In re Estate of Brumer

OPINION OF THE COURT

Per Curiam.

The proponent of the decedent’s will moved to dismiss the objection to probate filed by Mildred Kinnane, a legatee under the will, but not a distributee of the decedent. The Surrogate denied the motion. We affirm.

The proponent of the will offered for probate, who is also an attorney, its draftman, and the sole named executor, seeks dismissal of an objection to so much of the will as named him the executor. The objectant who was a close friend of the decedent for 25 years but was unrelated by blood, is a legatee under the will. The proponent’s motion to dismiss the objection is based upon the contention that since the legatee, who was bequeathed one third of the decedent’s estate, would receive nothing were the will denied probate, she had no pecuniary interest in denial and, therefore, no standing to raise objection (see Matter of Turner, 86 Misc 2d 132). The objectant responded that her interest adverse to probate existed solely with respect to so much of the will as named the proponent its sole executor. While we do not pass upon the merits of the objection, we note that it is grounded upon the allegation that the proponent inserted his name alone as executor, contrary to the allegedly declared intention of the decedent that the objectant be the executrix with the proponent serving as coexecutor to assist her in her duties and responsibilities.
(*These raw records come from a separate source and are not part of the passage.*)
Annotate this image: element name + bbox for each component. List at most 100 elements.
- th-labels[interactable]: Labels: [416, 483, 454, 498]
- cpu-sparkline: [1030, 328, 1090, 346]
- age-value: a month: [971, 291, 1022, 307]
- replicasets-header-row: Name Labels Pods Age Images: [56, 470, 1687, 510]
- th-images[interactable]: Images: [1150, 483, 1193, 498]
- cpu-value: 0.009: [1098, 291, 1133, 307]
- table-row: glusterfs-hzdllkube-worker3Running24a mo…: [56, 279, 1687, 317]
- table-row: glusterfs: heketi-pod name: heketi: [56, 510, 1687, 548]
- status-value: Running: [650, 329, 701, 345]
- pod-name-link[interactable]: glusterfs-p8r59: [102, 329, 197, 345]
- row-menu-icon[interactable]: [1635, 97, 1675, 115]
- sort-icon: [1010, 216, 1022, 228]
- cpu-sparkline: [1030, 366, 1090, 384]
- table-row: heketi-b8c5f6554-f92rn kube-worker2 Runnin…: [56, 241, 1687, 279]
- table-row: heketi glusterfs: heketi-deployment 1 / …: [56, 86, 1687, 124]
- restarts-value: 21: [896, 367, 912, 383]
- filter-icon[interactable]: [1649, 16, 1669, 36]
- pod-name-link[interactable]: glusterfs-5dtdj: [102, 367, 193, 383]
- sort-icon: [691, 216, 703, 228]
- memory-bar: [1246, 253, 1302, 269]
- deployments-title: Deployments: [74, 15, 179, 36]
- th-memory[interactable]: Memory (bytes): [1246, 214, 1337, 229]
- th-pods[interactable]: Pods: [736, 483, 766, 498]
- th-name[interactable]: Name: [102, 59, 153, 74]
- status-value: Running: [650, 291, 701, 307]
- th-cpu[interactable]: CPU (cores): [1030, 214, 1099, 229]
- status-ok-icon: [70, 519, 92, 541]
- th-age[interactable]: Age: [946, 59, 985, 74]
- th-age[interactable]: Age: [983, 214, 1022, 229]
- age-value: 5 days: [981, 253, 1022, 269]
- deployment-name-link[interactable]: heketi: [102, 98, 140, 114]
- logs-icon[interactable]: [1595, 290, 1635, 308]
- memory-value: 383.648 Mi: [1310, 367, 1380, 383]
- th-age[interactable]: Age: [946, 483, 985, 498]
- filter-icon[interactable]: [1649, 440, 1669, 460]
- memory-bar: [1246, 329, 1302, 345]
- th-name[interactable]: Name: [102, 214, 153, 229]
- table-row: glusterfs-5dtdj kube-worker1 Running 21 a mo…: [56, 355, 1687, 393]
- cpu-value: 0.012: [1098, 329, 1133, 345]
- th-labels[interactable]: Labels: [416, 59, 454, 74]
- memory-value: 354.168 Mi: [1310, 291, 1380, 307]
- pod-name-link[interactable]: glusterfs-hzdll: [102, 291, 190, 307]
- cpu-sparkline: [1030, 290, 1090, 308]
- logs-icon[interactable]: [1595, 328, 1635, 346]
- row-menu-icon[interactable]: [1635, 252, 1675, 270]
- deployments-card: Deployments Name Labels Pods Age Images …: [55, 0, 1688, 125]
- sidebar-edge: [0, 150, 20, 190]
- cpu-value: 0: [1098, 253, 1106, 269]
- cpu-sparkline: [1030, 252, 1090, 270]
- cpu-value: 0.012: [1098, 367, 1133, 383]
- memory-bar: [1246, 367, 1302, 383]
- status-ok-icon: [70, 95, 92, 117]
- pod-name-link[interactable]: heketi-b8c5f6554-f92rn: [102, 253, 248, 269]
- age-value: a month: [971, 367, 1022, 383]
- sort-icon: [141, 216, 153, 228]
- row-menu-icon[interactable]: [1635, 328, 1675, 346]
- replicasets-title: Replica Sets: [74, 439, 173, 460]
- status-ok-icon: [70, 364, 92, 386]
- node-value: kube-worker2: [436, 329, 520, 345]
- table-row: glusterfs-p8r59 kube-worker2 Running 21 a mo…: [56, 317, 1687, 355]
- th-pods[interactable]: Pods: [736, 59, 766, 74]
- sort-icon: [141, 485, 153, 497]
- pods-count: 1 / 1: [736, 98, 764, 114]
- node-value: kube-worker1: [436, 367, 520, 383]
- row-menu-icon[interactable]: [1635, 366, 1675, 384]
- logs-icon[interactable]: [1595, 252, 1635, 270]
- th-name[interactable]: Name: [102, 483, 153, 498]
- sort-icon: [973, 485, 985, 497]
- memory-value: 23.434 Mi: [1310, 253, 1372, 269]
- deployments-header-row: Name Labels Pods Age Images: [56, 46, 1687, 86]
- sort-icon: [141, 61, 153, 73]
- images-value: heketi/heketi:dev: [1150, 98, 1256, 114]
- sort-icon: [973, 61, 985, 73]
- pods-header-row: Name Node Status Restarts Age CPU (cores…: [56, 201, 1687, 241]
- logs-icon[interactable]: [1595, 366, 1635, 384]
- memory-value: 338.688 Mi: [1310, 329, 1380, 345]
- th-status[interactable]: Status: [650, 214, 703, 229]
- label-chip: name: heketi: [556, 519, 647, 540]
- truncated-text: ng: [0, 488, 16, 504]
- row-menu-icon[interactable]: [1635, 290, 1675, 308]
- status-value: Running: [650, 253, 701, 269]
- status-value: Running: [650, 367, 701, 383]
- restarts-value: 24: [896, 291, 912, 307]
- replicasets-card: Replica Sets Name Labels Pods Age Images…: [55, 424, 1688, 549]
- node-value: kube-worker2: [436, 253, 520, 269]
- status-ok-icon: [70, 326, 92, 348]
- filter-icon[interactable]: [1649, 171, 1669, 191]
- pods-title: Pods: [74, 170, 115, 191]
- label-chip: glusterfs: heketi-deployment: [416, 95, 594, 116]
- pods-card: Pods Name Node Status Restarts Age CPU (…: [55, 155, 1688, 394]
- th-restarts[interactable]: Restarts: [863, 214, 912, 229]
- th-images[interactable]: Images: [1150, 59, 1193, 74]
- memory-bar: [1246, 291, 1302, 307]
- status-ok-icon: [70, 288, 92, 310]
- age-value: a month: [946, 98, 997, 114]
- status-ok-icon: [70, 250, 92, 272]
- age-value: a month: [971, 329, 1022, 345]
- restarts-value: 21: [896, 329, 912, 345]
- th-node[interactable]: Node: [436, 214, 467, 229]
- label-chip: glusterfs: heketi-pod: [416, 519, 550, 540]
Our concern upon this appeal is whether the objectant has satisfied the requirements for standing to file objections to the entirety or to part of a will. Under SCPA 1410, objection may be filed "to the probate of the will or of any portion thereof’, but the objectant must have an interest in property or in the *440estate, which interest would be adversely affected by admission of the will to probate. The interest involved has been defined as a pecuniary interest in Matter of Turner (supra) and in Matter of Haddock (22 Misc 2d 694, interpreting Surrogate’s Ct Act, § 147, the predecessor to SCPA 1410). The prospective adverse effect which must be shown has been defined as a prejudice to the objectant’s interest (Matter of Haddock, supra). From the nature of the objection asserted here, it is clear that the objectant’s position has a basis in SCPA 709, which provides that any person interested in a decedent’s estate may file objections to the grant of letters upon stating his or her interest and legal objections thereto. SCPA 103 (subd 36) defines a "person interested” as a person entitled absolutely or contingently to share in the estate. The instant objectant seeks nothing more than denial of probate to the provision which names the proponent as executor; in substance, she seeks denial of issuance of letters to him. Although the Surrogate noted that he found no case dealing with the precise objection sought to be asserted here, we agree with him that a liberal construction of the objection is required (see Matter of Scheu, 29 AD2d 626). We conclude, as the Surrogate did, that the objectant, as a legatee, has a sufficient interest in the qualifications of the executor named to manage the assets of the estate to object to his appointment.